Of course, it is not as simple as that. It doesn’t work at night and seasonality, atmospheric conditions and variable climate conditions (mostly clouds) mean it is less viable in some parts of the world.
There are other practical challenges too. Solar farms need to cover large surface areas to be commercially viable. This demand for space is also reflected for home-based solar power generation. Large solar panels are dotted on house roofs and buildings – not pretty and certainly not integrated into house design the way architects would prefer.
But that may change in the future. A team of researchers at Michigan State University (MSU) has developed a new type of solar concentrator that can be integrated into windows. It creates solar energy and allows people to actually see through the window.
The prospects of a window design that retains heat through double and triple glazing, and generates energy seems like a very attractive and discreet solution.
In fact, the transparent luminescent solar concentrator (LSC) and can be used on buildings, cell phones and any other device that has a clear surface.
And, according to Richard Lunt, an assistant professor of chemical engineering and materials science at MSU’s College of Engineering, the key word is “transparent.”
Research in the production of energy from solar cells placed around luminescent plastic-like materials is not new. These past efforts, however, have yielded poor results – the energy production was inefficient and the materials were highly colored.
“No one wants to sit behind coloured glass,” said Lunt. “It makes for a very colorful environment, like working in a disco. We take an approach where we actually make the luminescent active layer itself transparent.”
The solar harvesting system uses small organic molecules developed by Lunt and his team to absorb specific nonvisible wavelengths of sunlight.
“We can tune these materials to pick up just the ultraviolet and the near infrared wavelengths that then ‘glow’ at another wavelength in the infrared,” he said.
The “glowing” infrared light is guided to the edge of the plastic where it is converted to electricity by thin strips of photovoltaic solar cells.
“Because the materials do not absorb or emit light in the visible spectrum, they look exceptionally transparent to the human eye,” Lunt said.
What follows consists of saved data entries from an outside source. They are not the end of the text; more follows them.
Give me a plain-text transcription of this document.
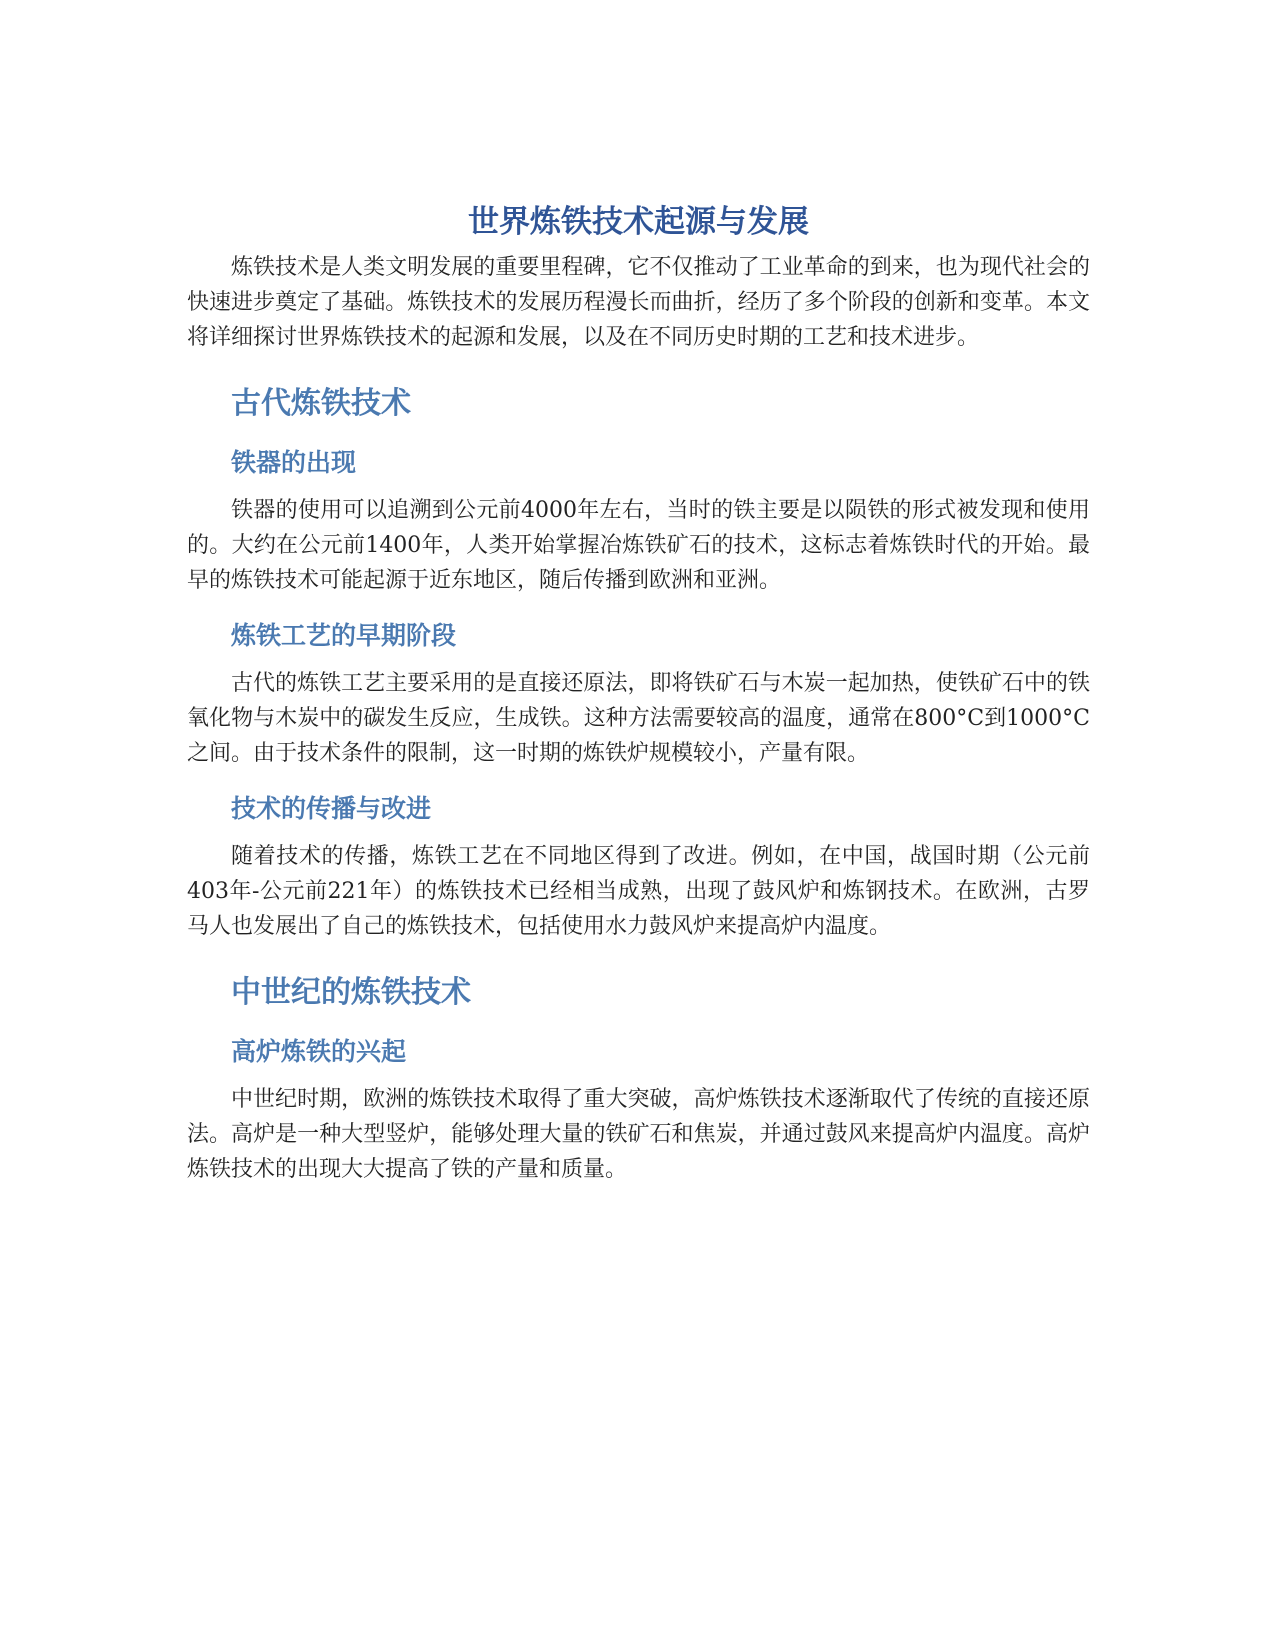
世界炼铁技术起源与发展

炼铁技术是人类文明发展的重要里程碑，它不仅推动了工业革命的到来，也为现代社会的快速进步奠定了基础。炼铁技术的发展历程漫长而曲折，经历了多个阶段的创新和变革。本文将详细探讨世界炼铁技术的起源和发展，以及在不同历史时期的工艺和技术进步。

古代炼铁技术
铁器的出现

铁器的使用可以追溯到公元前4000年左右，当时的铁主要是以陨铁的形式被发现和使用的。大约在公元前1400年，人类开始掌握冶炼铁矿石的技术，这标志着炼铁时代的开始。最早的炼铁技术可能起源于近东地区，随后传播到欧洲和亚洲。

炼铁工艺的早期阶段

古代的炼铁工艺主要采用的是直接还原法，即将铁矿石与木炭一起加热，使铁矿石中的铁氧化物与木炭中的碳发生反应，生成铁。这种方法需要较高的温度，通常在800°C到1000°C之间。由于技术条件的限制，这一时期的炼铁炉规模较小，产量有限。

技术的传播与改进

随着技术的传播，炼铁工艺在不同地区得到了改进。例如，在中国，战国时期（公元前403年-公元前221年）的炼铁技术已经相当成熟，出现了鼓风炉和炼钢技术。在欧洲，古罗马人也发展出了自己的炼铁技术，包括使用水力鼓风炉来提高炉内温度。

中世纪的炼铁技术
高炉炼铁的兴起

中世纪时期，欧洲的炼铁技术取得了重大突破，高炉炼铁技术逐渐取代了传统的直接还原法。高炉是一种大型竖炉，能够处理大量的铁矿石和焦炭，并通过鼓风来提高炉内温度。高炉炼铁技术的出现大大提高了铁的产量和质量。
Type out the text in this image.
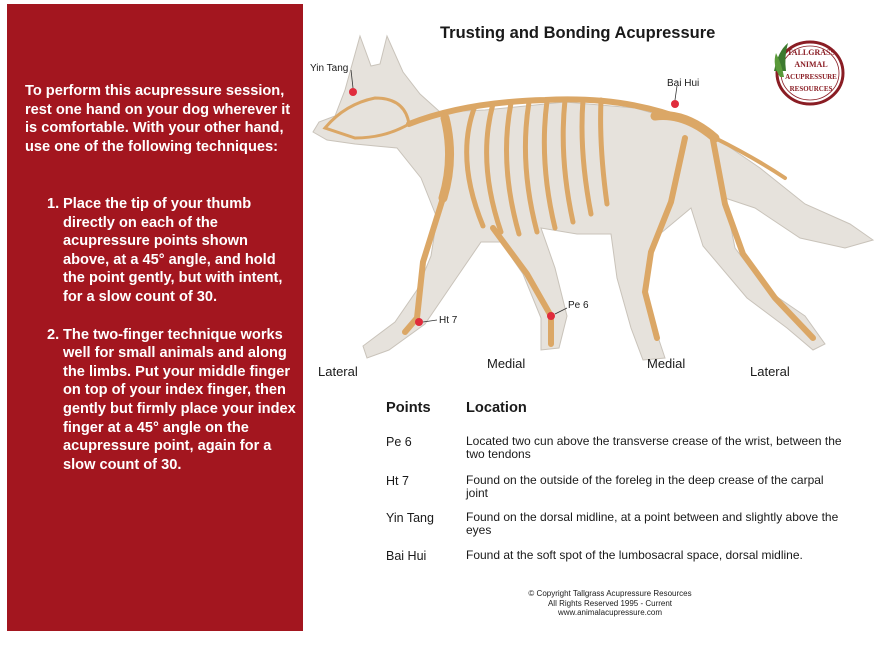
To perform this acupressure session, rest one hand on your dog wherever it is comfortable. With your other hand, use one of the following techniques:

1. Place the tip of your thumb directly on each of the acupressure points shown above, at a 45° angle, and hold the point gently, but with intent, for a slow count of 30.
2. The two-finger technique works well for small animals and along the limbs. Put your middle finger on top of your index finger, then gently but firmly place your index finger at a 45° angle on the acupressure point, again for a slow count of 30.
Trusting and Bonding Acupressure
TALLGRASS
ANIMAL
ACUPRESSURE
RESOURCES
Yin Tang
Bai Hui
Ht 7
Pe 6
Lateral
Medial	Medial
Lateral
Points Location
Pe 6	Located two cun above the transverse crease of the wrist, between the two tendons
Ht 7	Found on the outside of the foreleg in the deep crease of the carpal joint
Yin Tang	Found on the dorsal midline, at a point between and slightly above the eyes
Bai Hui	Found at the soft spot of the lumbosacral space, dorsal midline.
© Copyright Tallgrass Acupressure Resources
All Rights Reserved 1995 - Current
www.animalacupressure.com
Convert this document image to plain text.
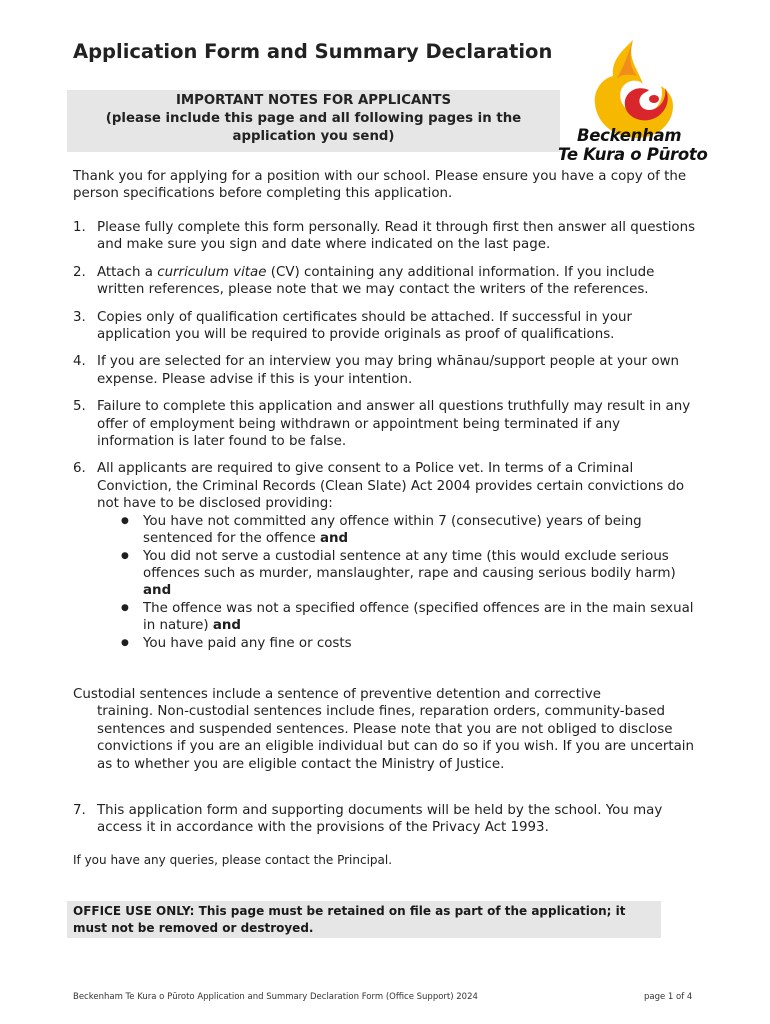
Application Form and Summary Declaration
IMPORTANT NOTES FOR APPLICANTS
(please include this page and all following pages in the
application you send)	Beckenham
Te Kura o Pūroto
Thank you for applying for a position with our school. Please ensure you have a copy of the person specifications before completing this application.
1. Please fully complete this form personally. Read it through first then answer all questions and make sure you sign and date where indicated on the last page.
2. Attach a curriculum vitae (CV) containing any additional information. If you include written references, please note that we may contact the writers of the references.
3. Copies only of qualification certificates should be attached. If successful in your application you will be required to provide originals as proof of qualifications.
4. If you are selected for an interview you may bring whānau/support people at your own expense. Please advise if this is your intention.
5. Failure to complete this application and answer all questions truthfully may result in any offer of employment being withdrawn or appointment being terminated if any information is later found to be false.
6. All applicants are required to give consent to a Police vet. In terms of a Criminal Conviction, the Criminal Records (Clean Slate) Act 2004 provides certain convictions do not have to be disclosed providing:
● You have not committed any offence within 7 (consecutive) years of being sentenced for the offence and
● You did not serve a custodial sentence at any time (this would exclude serious offences such as murder, manslaughter, rape and causing serious bodily harm) and
● The offence was not a specified offence (specified offences are in the main sexual in nature) and
● You have paid any fine or costs
Custodial sentences include a sentence of preventive detention and corrective
training. Non-custodial sentences include fines, reparation orders, community-based sentences and suspended sentences. Please note that you are not obliged to disclose convictions if you are an eligible individual but can do so if you wish. If you are uncertain as to whether you are eligible contact the Ministry of Justice.
7. This application form and supporting documents will be held by the school. You may access it in accordance with the provisions of the Privacy Act 1993.
If you have any queries, please contact the Principal.
OFFICE USE ONLY: This page must be retained on file as part of the application; it must not be removed or destroyed.
Beckenham Te Kura o Pūroto Application and Summary Declaration Form (Office Support) 2024	page 1 of 4
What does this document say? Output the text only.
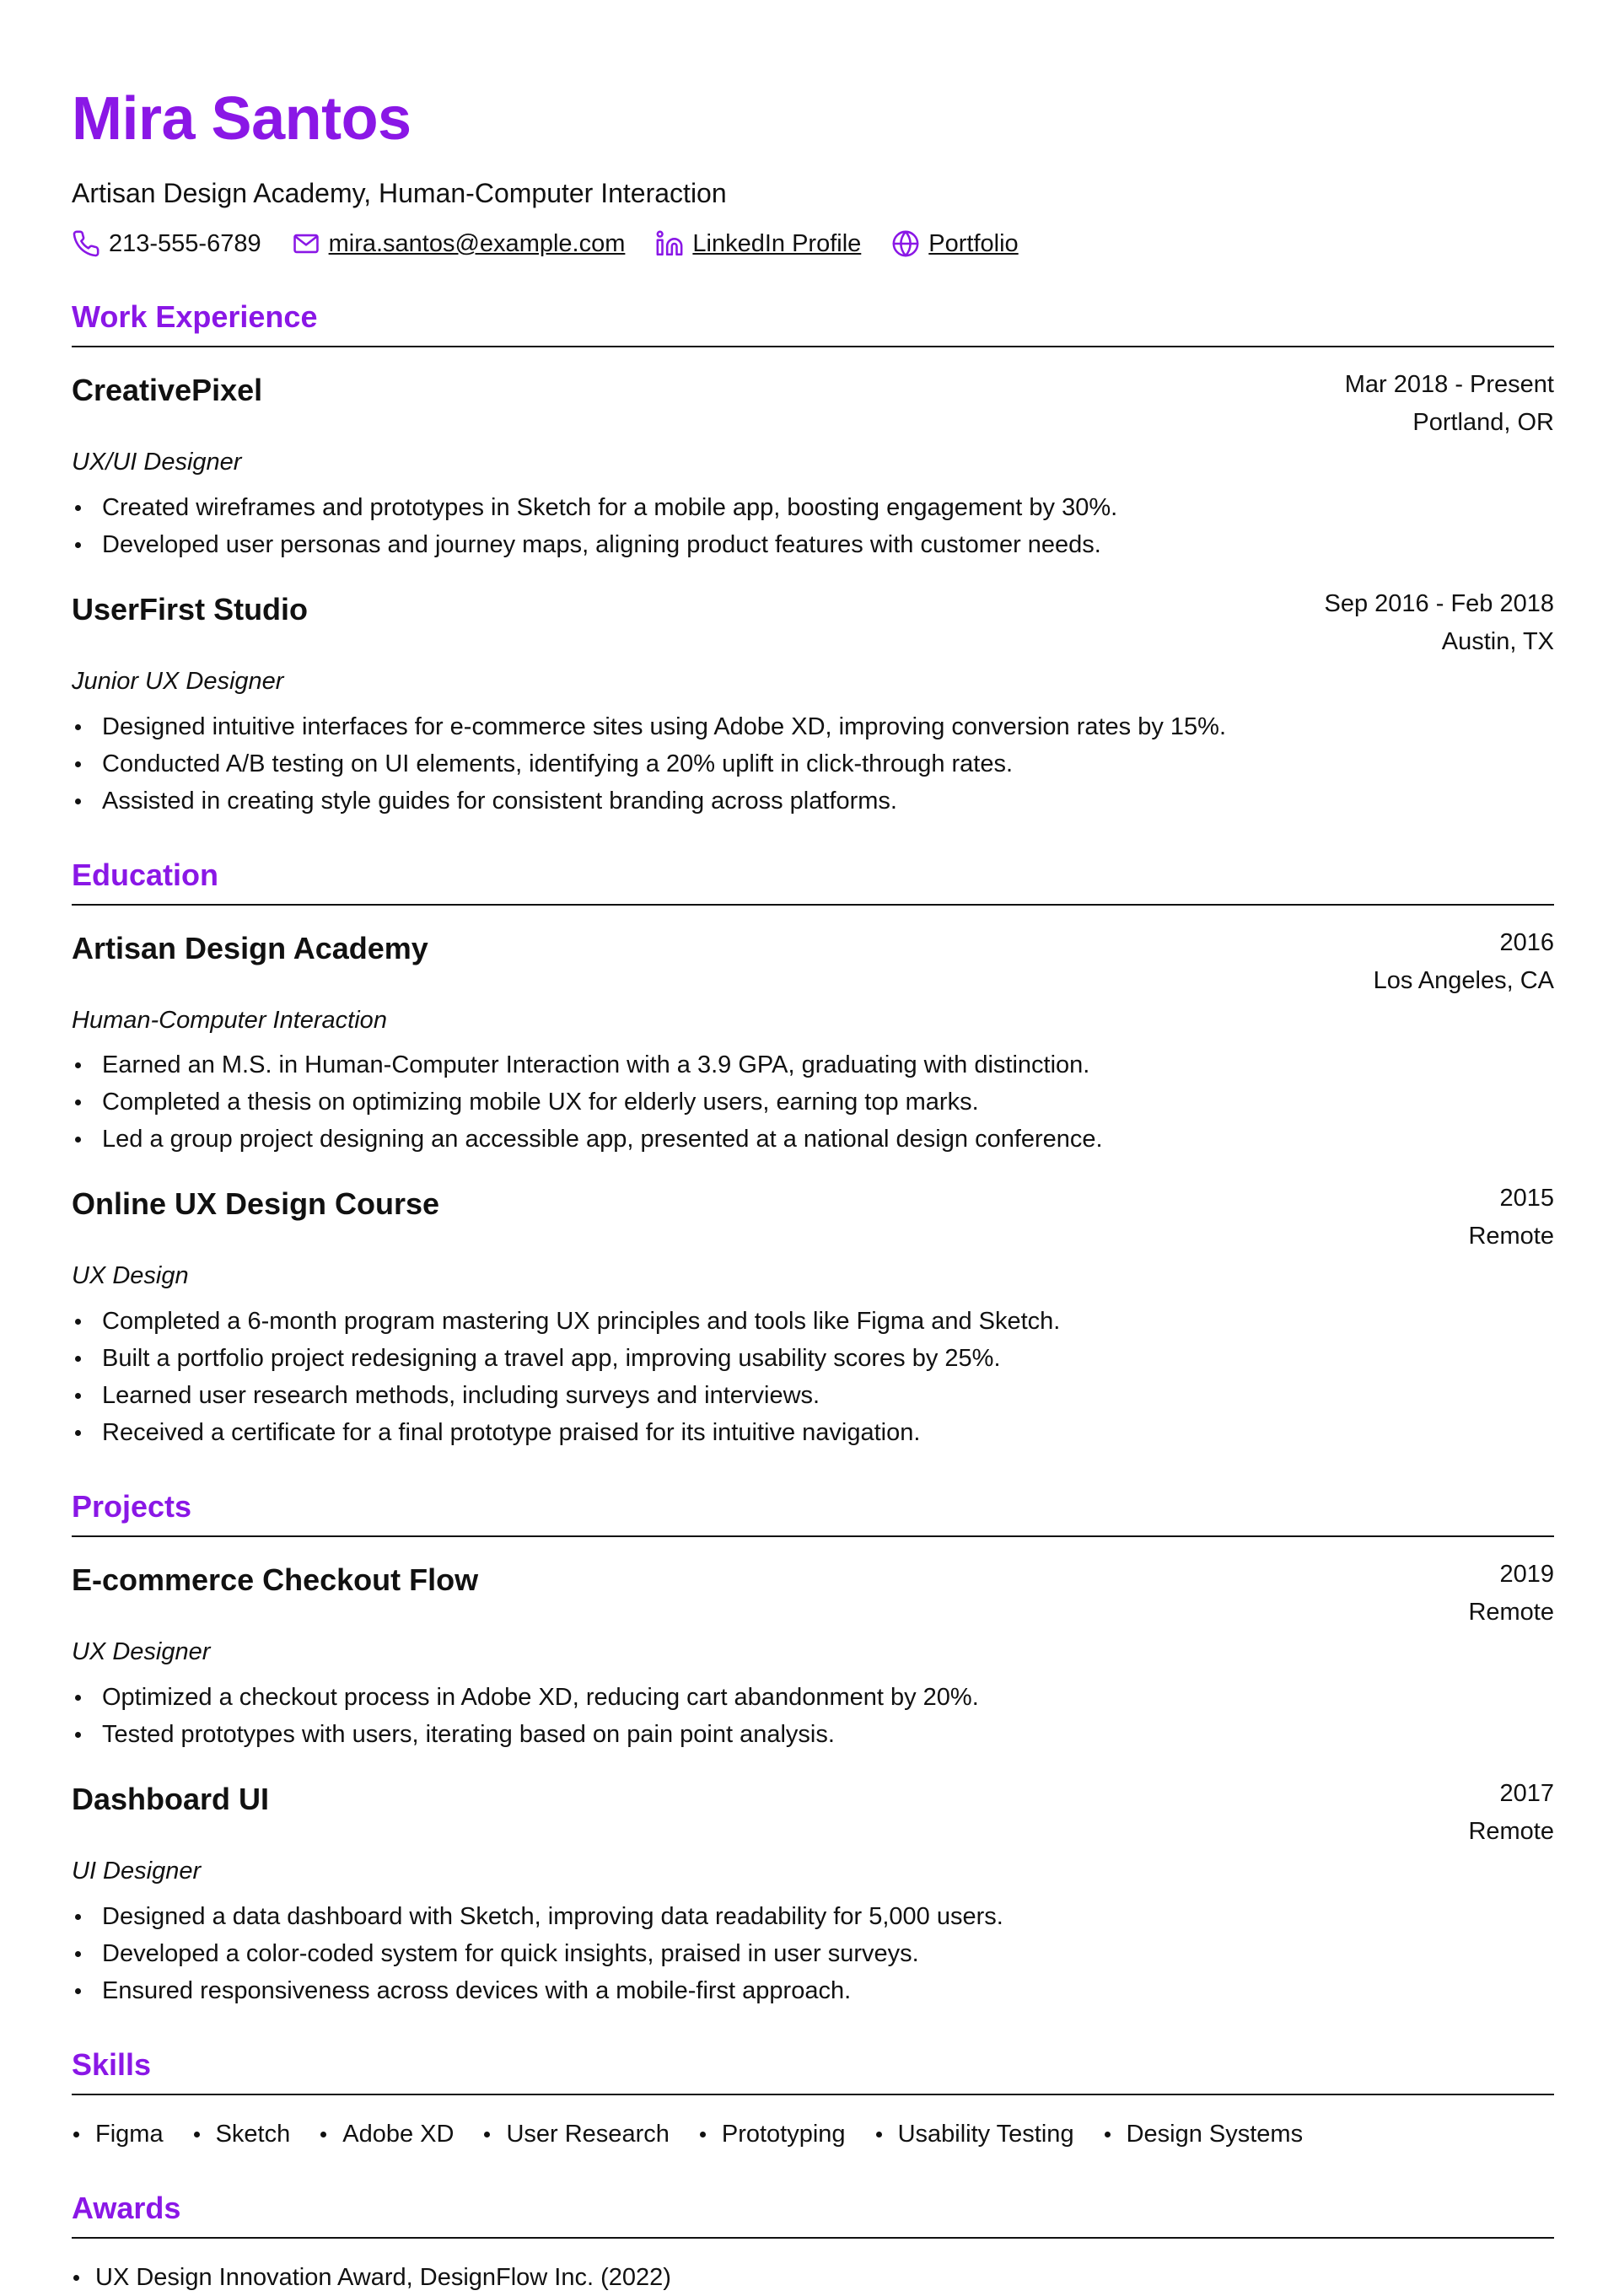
Mira Santos
Artisan Design Academy, Human-Computer Interaction
213-555-6789	mira.santos@example.com	LinkedIn Profile	Portfolio
Work Experience
CreativePixel	Mar 2018 - Present
Portland, OR
UX/UI Designer
Created wireframes and prototypes in Sketch for a mobile app, boosting engagement by 30%.
Developed user personas and journey maps, aligning product features with customer needs.
UserFirst Studio	Sep 2016 - Feb 2018
Austin, TX
Junior UX Designer
Designed intuitive interfaces for e-commerce sites using Adobe XD, improving conversion rates by 15%.
Conducted A/B testing on UI elements, identifying a 20% uplift in click-through rates.
Assisted in creating style guides for consistent branding across platforms.
Education
Artisan Design Academy	2016
Los Angeles, CA
Human-Computer Interaction
Earned an M.S. in Human-Computer Interaction with a 3.9 GPA, graduating with distinction.
Completed a thesis on optimizing mobile UX for elderly users, earning top marks.
Led a group project designing an accessible app, presented at a national design conference.
Online UX Design Course	2015
Remote
UX Design
Completed a 6-month program mastering UX principles and tools like Figma and Sketch.
Built a portfolio project redesigning a travel app, improving usability scores by 25%.
Learned user research methods, including surveys and interviews.
Received a certificate for a final prototype praised for its intuitive navigation.
Projects
E-commerce Checkout Flow	2019
Remote
UX Designer
Optimized a checkout process in Adobe XD, reducing cart abandonment by 20%.
Tested prototypes with users, iterating based on pain point analysis.
Dashboard UI	2017
Remote
UI Designer
Designed a data dashboard with Sketch, improving data readability for 5,000 users.
Developed a color-coded system for quick insights, praised in user surveys.
Ensured responsiveness across devices with a mobile-first approach.
Skills
Figma	Sketch	Adobe XD	User Research	Prototyping	Usability Testing	Design Systems
Awards
UX Design Innovation Award, DesignFlow Inc. (2022)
One of the benefits of this new development is its flexibility. While the technology is at an early stage, it has the potential to be scaled to commercial or industrial applications with an affordable cost.
“It opens a lot of area to deploy solar energy in a non-intrusive way,” Lunt said. “It can be used on tall buildings with lots of windows or any kind of mobile device that demands high aesthetic quality like a phone or e-reader. Ultimately we want to make solar harvesting surfaces that you do not even know are there.”
Lunt said more work is needed in order to improve its energy-producing efficiency. Currently it is able to produce a solar conversion efficiency close to one per cent, but noted they aim to reach efficiencies beyond five per cent when fully optimised. The best coloured LSC has an efficiency of around seven per cent.
We wish them good luck with their work which has great potential to take solar energy to a new level.